リードをもらった専大松戸・青野だが、足に打球を受けた影響か、本調子ではない。荒れたシーソーゲームは、最終回までもつれる。9回表、甲府は代打・高梨が内野安打で出塁すると、1アウト後に代走で出場していた2番堀内もサード強襲の内野安打で続く。ここで打席には期待の中軸の3番兼松、4番岡田

しかし、青野は低めを丁寧に突く投球で3番兼松をまずは痛烈なセカンドゴロに打ち取り、1アウト。最後はこの日3安打を許していた4番岡田を当たり損ねの投手ゴロに打ちとり、ゲームセット!シーソーゲームを制した専大松戸が、選抜に続いて初戦突破を果たした。

まとめ

専大松戸としては、チームの底力が試されるような試合だったが、投手層の厚さと打線の粘りで再逆転を果たした。特に、7回裏のつなぐ攻撃は見事の一言。2つのスクイズを成功させ、ベンチワークに選手がしっかり応えて見せた。相手の失策や四死球をきっちり得点に結びつける試合巧者ぶりは、さすが激戦区・千葉を勝ち抜いただけはある。

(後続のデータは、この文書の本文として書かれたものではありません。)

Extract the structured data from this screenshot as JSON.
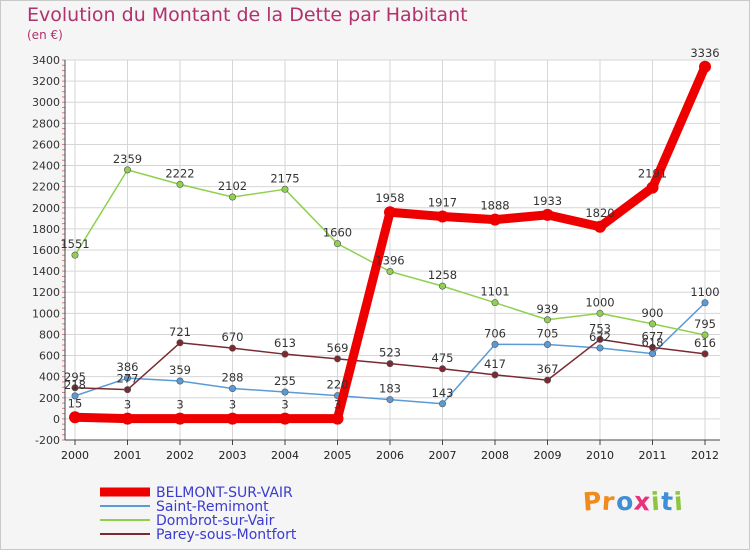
{
  "header": {
    "title": "Evolution du Montant de la Dette par Habitant",
    "unit": "(en €)"
  },
  "logo": {
    "text": "Proxiti",
    "letter_colors": [
      "#f28a1c",
      "#f28a1c",
      "#3f8fd6",
      "#e8317a",
      "#8cc63f",
      "#3f8fd6",
      "#8cc63f"
    ]
  },
  "chart_data": {
    "type": "line",
    "x": [
      "2000",
      "2001",
      "2002",
      "2003",
      "2004",
      "2005",
      "2006",
      "2007",
      "2008",
      "2009",
      "2010",
      "2011",
      "2012"
    ],
    "ylim": [
      -200,
      3400
    ],
    "yticks": [
      -200,
      0,
      200,
      400,
      600,
      800,
      1000,
      1200,
      1400,
      1600,
      1800,
      2000,
      2200,
      2400,
      2600,
      2800,
      3000,
      3200,
      3400
    ],
    "grid": true,
    "legend_position": "bottom-left",
    "series": [
      {
        "name": "Saint-Remimont",
        "color": "#5b9bd5",
        "values": [
          218,
          386,
          359,
          288,
          255,
          220,
          183,
          143,
          706,
          705,
          672,
          618,
          1100
        ]
      },
      {
        "name": "Dombrot-sur-Vair",
        "color": "#8fd14f",
        "values": [
          1551,
          2359,
          2222,
          2102,
          2175,
          1660,
          1396,
          1258,
          1101,
          939,
          1000,
          900,
          795
        ]
      },
      {
        "name": "Parey-sous-Montfort",
        "color": "#7b2a32",
        "values": [
          295,
          277,
          721,
          670,
          613,
          569,
          523,
          475,
          417,
          367,
          753,
          677,
          616
        ]
      },
      {
        "name": "BELMONT-SUR-VAIR",
        "color": "#ee0000",
        "values": [
          15,
          3,
          3,
          3,
          3,
          3,
          1958,
          1917,
          1888,
          1933,
          1820,
          2191,
          3336
        ]
      }
    ]
  }
}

また、投げては先発・渡辺がしっかり試合を作り、リリーフの青野が打球を受けながらも、丁寧な投球で最後はリードを守り切った。エース平野への依存度が高かった選抜から、投打ともに大きく成長して戻ってきた専大松戸。チームとしての成長が現れた一戦となった。

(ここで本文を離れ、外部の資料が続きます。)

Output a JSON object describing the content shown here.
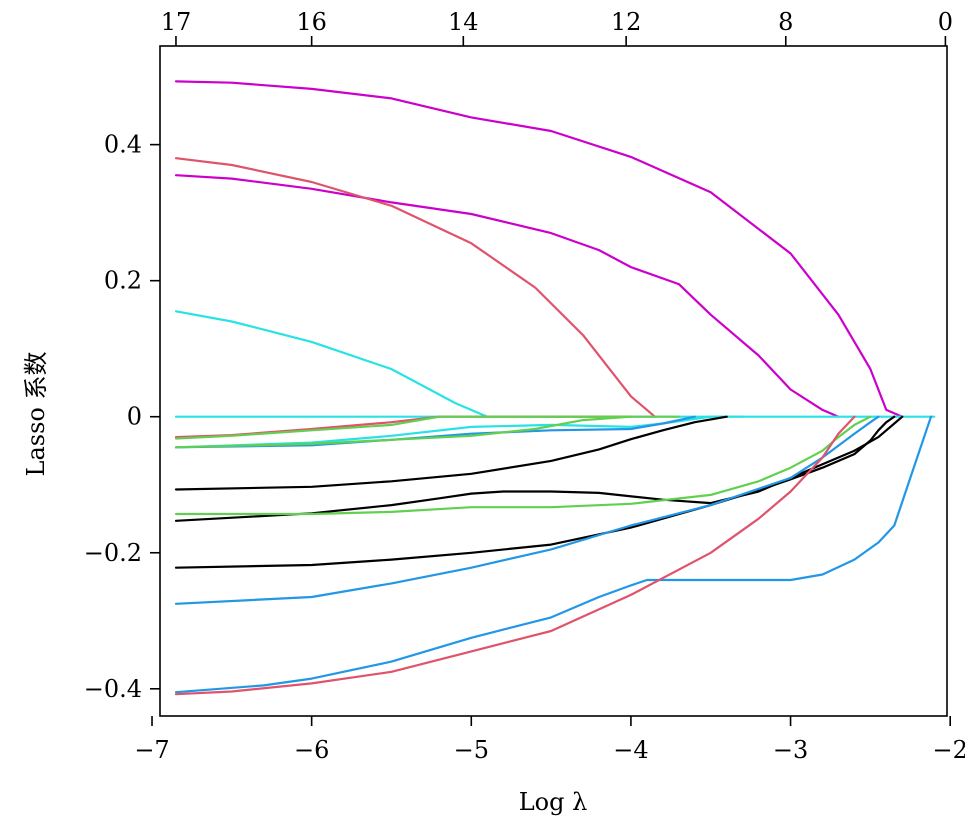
{
  "chart_data": {
    "type": "line",
    "xlabel": "Log λ",
    "ylabel": "Lasso 系数",
    "xlim": [
      -6.95,
      -2.02
    ],
    "ylim": [
      -0.44,
      0.545
    ],
    "x_ticks": [
      -7,
      -6,
      -5,
      -4,
      -3,
      -2
    ],
    "x_tick_labels": [
      "−7",
      "−6",
      "−5",
      "−4",
      "−3",
      "−2"
    ],
    "y_ticks": [
      -0.4,
      -0.2,
      0,
      0.2,
      0.4
    ],
    "y_tick_labels": [
      "−0.4",
      "−0.2",
      "0",
      "0.2",
      "0.4"
    ],
    "top_ticks": [
      -6.85,
      -6.0,
      -5.05,
      -4.03,
      -3.03,
      -2.03
    ],
    "top_tick_labels": [
      "17",
      "16",
      "14",
      "12",
      "8",
      "0"
    ],
    "grid": false,
    "series": [
      {
        "color": "#cc00cc",
        "x": [
          -6.85,
          -6.5,
          -6.0,
          -5.5,
          -5.0,
          -4.5,
          -4.0,
          -3.5,
          -3.0,
          -2.7,
          -2.5,
          -2.4,
          -2.3
        ],
        "y": [
          0.493,
          0.491,
          0.482,
          0.468,
          0.44,
          0.42,
          0.382,
          0.33,
          0.24,
          0.15,
          0.07,
          0.01,
          0.0
        ]
      },
      {
        "color": "#cc00cc",
        "x": [
          -6.85,
          -6.5,
          -6.0,
          -5.5,
          -5.0,
          -4.5,
          -4.2,
          -4.0,
          -3.7,
          -3.5,
          -3.2,
          -3.0,
          -2.8,
          -2.7
        ],
        "y": [
          0.355,
          0.35,
          0.335,
          0.315,
          0.298,
          0.27,
          0.245,
          0.22,
          0.195,
          0.15,
          0.09,
          0.04,
          0.01,
          0.0
        ]
      },
      {
        "color": "#df536b",
        "x": [
          -6.85,
          -6.5,
          -6.0,
          -5.5,
          -5.0,
          -4.6,
          -4.3,
          -4.0,
          -3.85
        ],
        "y": [
          0.38,
          0.37,
          0.345,
          0.31,
          0.255,
          0.19,
          0.12,
          0.03,
          0.0
        ]
      },
      {
        "color": "#28e2e5",
        "x": [
          -6.85,
          -6.5,
          -6.0,
          -5.5,
          -5.1,
          -4.9
        ],
        "y": [
          0.155,
          0.14,
          0.11,
          0.07,
          0.02,
          0.0
        ]
      },
      {
        "color": "#28e2e5",
        "x": [
          -6.85,
          -2.1
        ],
        "y": [
          0.0,
          0.0
        ]
      },
      {
        "color": "#df536b",
        "x": [
          -6.85,
          -6.5,
          -6.0,
          -5.5,
          -5.2,
          -4.0
        ],
        "y": [
          -0.03,
          -0.027,
          -0.018,
          -0.008,
          0.0,
          0.0
        ]
      },
      {
        "color": "#61d04f",
        "x": [
          -6.85,
          -6.5,
          -6.0,
          -5.5,
          -5.2,
          -4.0
        ],
        "y": [
          -0.032,
          -0.028,
          -0.02,
          -0.012,
          0.0,
          0.0
        ]
      },
      {
        "color": "#28e2e5",
        "x": [
          -6.85,
          -6.0,
          -5.5,
          -5.0,
          -4.5,
          -4.0,
          -3.8,
          -3.5,
          -3.3
        ],
        "y": [
          -0.045,
          -0.038,
          -0.028,
          -0.015,
          -0.012,
          -0.015,
          -0.01,
          0.0,
          0.0
        ]
      },
      {
        "color": "#2297e6",
        "x": [
          -6.85,
          -6.0,
          -5.5,
          -5.0,
          -4.5,
          -4.0,
          -3.8,
          -3.6
        ],
        "y": [
          -0.045,
          -0.042,
          -0.034,
          -0.025,
          -0.02,
          -0.018,
          -0.01,
          0.0
        ]
      },
      {
        "color": "#61d04f",
        "x": [
          -6.85,
          -6.0,
          -5.5,
          -5.0,
          -4.6,
          -4.3,
          -4.0,
          -3.7
        ],
        "y": [
          -0.045,
          -0.04,
          -0.034,
          -0.028,
          -0.018,
          -0.005,
          0.0,
          0.0
        ]
      },
      {
        "color": "#000000",
        "x": [
          -6.85,
          -6.0,
          -5.5,
          -5.0,
          -4.5,
          -4.2,
          -4.0,
          -3.8,
          -3.6,
          -3.4
        ],
        "y": [
          -0.107,
          -0.103,
          -0.095,
          -0.084,
          -0.065,
          -0.048,
          -0.033,
          -0.02,
          -0.008,
          0.0
        ]
      },
      {
        "color": "#000000",
        "x": [
          -6.85,
          -6.0,
          -5.5,
          -5.2,
          -5.0,
          -4.8,
          -4.5,
          -4.2,
          -3.8,
          -3.5,
          -3.2,
          -3.0,
          -2.8,
          -2.6,
          -2.45,
          -2.35,
          -2.3
        ],
        "y": [
          -0.153,
          -0.142,
          -0.13,
          -0.12,
          -0.113,
          -0.11,
          -0.11,
          -0.112,
          -0.122,
          -0.127,
          -0.11,
          -0.09,
          -0.07,
          -0.05,
          -0.03,
          -0.01,
          0.0
        ]
      },
      {
        "color": "#61d04f",
        "x": [
          -6.85,
          -6.0,
          -5.5,
          -5.0,
          -4.5,
          -4.0,
          -3.5,
          -3.2,
          -3.0,
          -2.8,
          -2.7,
          -2.6,
          -2.5
        ],
        "y": [
          -0.143,
          -0.143,
          -0.14,
          -0.133,
          -0.133,
          -0.128,
          -0.115,
          -0.095,
          -0.075,
          -0.05,
          -0.03,
          -0.012,
          0.0
        ]
      },
      {
        "color": "#000000",
        "x": [
          -6.85,
          -6.0,
          -5.5,
          -5.0,
          -4.5,
          -4.0,
          -3.5,
          -3.2,
          -3.0,
          -2.8,
          -2.6,
          -2.5,
          -2.45,
          -2.4,
          -2.35
        ],
        "y": [
          -0.222,
          -0.218,
          -0.21,
          -0.2,
          -0.188,
          -0.163,
          -0.13,
          -0.108,
          -0.092,
          -0.075,
          -0.055,
          -0.035,
          -0.02,
          -0.008,
          0.0
        ]
      },
      {
        "color": "#2297e6",
        "x": [
          -6.85,
          -6.0,
          -5.5,
          -5.0,
          -4.5,
          -4.0,
          -3.5,
          -3.0,
          -2.8,
          -2.6,
          -2.5,
          -2.45
        ],
        "y": [
          -0.275,
          -0.265,
          -0.245,
          -0.222,
          -0.195,
          -0.16,
          -0.13,
          -0.09,
          -0.06,
          -0.025,
          -0.008,
          0.0
        ]
      },
      {
        "color": "#2297e6",
        "x": [
          -6.85,
          -6.3,
          -6.0,
          -5.5,
          -5.0,
          -4.5,
          -4.2,
          -4.0,
          -3.9,
          -3.5,
          -3.0,
          -2.8,
          -2.6,
          -2.45,
          -2.35,
          -2.25,
          -2.12
        ],
        "y": [
          -0.405,
          -0.395,
          -0.385,
          -0.36,
          -0.325,
          -0.295,
          -0.265,
          -0.248,
          -0.24,
          -0.24,
          -0.24,
          -0.232,
          -0.21,
          -0.185,
          -0.16,
          -0.09,
          0.0
        ]
      },
      {
        "color": "#df536b",
        "x": [
          -6.85,
          -6.5,
          -6.0,
          -5.5,
          -5.0,
          -4.5,
          -4.0,
          -3.5,
          -3.2,
          -3.0,
          -2.8,
          -2.7,
          -2.6
        ],
        "y": [
          -0.408,
          -0.404,
          -0.392,
          -0.375,
          -0.345,
          -0.315,
          -0.262,
          -0.2,
          -0.15,
          -0.11,
          -0.06,
          -0.025,
          0.0
        ]
      }
    ]
  }
}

また、東海大甲府も敗れはしたものの、中盤の逆転劇はさすがと思わせるものがあった。中軸を中心に、甘く入ったボールは逃さずとらえ、6回には4連打を含む5安打を集中。下位打線も強く叩きつける打撃で内野安打を連ね、専大松戸投手陣を慌てさせた。先発・長崎も終盤に捕まったものの、スライダーを武器に、試合を作る役割は十分に果たしたと言えるだろう。

ライバル山梨学院に県勢初優勝の夢を先に達成された東海大甲府だったが、投打でその力は十分に示伝わってきた。ベテラン村中監督の最後の夏に、伝統校の意地を見せるような戦いを示し、聖地を去った。